In 2003 Amos released a greatest hits album, Tales of a Librarian. Following in the footsteps of artists such as Björk, rather than compiling hit singles and tossing them into a generic hits package, Amos chose instead to revisit the mixing of many of her own favourite songs from a career spanning over a decade, focusing on those that she thought were not fully realised in their original recordings. With the addition of two new songs and two re-recorded b-sides, the album featured what was effectively mostly new material even if the songs had been released previously in different versions.
 
In 2004 Amos released a DVD/CD set called Welcome to Sunny Florida.
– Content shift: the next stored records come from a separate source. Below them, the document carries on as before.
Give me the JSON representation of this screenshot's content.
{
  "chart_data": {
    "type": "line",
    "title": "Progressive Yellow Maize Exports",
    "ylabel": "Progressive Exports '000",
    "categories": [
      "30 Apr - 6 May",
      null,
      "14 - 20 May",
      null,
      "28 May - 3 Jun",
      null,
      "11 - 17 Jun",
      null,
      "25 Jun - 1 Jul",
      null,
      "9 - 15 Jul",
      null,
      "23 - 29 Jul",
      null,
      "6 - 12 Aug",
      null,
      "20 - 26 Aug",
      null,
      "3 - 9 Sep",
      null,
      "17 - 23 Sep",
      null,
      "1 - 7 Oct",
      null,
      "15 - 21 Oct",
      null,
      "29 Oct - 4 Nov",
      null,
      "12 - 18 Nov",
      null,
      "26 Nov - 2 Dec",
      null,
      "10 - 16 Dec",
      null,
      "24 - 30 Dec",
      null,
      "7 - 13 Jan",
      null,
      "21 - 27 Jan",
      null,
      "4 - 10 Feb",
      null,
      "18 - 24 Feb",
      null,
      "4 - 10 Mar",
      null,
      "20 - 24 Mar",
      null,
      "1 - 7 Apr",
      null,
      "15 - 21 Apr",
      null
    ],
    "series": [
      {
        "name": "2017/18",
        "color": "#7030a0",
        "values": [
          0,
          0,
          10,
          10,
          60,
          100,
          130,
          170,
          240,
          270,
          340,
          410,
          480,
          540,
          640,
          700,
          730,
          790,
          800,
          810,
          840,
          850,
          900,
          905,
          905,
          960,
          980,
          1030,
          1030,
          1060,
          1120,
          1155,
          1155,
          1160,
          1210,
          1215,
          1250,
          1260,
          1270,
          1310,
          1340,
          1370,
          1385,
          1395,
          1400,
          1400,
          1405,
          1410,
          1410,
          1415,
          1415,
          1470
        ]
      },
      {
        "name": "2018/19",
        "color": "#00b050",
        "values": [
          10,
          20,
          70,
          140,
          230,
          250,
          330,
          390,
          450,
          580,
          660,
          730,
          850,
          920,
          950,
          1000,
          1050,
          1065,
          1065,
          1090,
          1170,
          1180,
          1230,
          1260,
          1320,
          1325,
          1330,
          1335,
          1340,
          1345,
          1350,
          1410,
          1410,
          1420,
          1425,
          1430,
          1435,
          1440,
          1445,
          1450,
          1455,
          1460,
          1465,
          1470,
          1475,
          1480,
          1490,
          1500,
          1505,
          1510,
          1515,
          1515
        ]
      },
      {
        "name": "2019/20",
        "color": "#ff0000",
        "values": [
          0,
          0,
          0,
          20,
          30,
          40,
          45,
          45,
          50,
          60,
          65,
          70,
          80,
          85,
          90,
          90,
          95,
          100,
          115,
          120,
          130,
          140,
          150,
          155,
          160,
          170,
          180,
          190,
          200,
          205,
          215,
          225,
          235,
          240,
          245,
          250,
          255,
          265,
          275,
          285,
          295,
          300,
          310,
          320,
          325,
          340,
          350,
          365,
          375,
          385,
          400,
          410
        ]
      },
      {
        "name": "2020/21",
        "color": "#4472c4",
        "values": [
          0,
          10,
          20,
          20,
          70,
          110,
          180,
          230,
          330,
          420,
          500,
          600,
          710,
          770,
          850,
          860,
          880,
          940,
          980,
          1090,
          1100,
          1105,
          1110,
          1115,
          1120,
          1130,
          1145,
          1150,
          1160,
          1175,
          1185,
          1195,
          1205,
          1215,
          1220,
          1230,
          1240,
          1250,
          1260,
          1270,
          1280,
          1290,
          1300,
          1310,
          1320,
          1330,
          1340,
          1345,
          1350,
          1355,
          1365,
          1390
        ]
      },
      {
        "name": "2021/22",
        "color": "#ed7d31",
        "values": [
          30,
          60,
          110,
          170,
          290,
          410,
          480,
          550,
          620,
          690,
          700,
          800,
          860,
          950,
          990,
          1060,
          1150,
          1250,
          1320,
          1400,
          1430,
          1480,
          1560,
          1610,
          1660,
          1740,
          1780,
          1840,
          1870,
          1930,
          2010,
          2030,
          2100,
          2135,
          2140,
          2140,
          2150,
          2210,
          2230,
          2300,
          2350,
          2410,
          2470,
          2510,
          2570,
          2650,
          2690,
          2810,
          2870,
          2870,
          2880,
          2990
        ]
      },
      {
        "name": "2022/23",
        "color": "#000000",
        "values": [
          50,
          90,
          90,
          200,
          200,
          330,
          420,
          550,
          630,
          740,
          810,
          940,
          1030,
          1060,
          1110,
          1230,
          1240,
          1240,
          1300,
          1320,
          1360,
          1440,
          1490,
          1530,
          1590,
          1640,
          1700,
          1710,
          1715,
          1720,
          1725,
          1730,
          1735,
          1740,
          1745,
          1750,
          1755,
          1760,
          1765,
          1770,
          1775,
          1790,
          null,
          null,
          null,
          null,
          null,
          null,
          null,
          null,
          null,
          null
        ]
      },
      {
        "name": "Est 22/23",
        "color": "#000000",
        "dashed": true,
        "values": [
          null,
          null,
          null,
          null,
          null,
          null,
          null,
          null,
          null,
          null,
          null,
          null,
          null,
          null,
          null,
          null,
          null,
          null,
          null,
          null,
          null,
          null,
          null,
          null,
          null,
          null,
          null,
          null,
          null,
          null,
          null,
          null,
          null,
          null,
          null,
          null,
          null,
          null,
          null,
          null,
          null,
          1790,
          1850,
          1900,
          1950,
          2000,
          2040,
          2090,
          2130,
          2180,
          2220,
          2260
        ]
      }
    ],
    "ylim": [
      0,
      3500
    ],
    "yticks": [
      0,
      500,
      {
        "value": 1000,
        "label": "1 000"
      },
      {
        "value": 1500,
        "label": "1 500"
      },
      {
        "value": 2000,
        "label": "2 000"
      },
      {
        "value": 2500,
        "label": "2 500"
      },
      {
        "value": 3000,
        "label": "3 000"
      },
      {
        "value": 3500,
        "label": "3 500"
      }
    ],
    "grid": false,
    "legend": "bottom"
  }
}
The DVD featured a full length live performance from her 2003 "On Scarlet's Walk" tour; the CD compiled several previously Internet-exclusive B-sides from Scarlet's Walk with some new tracks on a bonus disc entitled "Scarlet's Hidden Treasures".
 
In late February of 2005, Amos released The Beekeeper. The album deals with topics like death, adultery and romantic conflict. It was leaked to the Internet over a month before its release. Early reviews described it as her most lyrically accessible, and reminiscent of her first album. "Sleeps with Butterflies" was the first single released from the album.
 
In conjunction with the album, Amos released an autobiography entitled Piece by Piece; co-authored by rock music journalist Ann Powers, it delves deeply into Amos’s obsession with mythology and religion. It explores her songwriting process while telling the story of her progression into fame.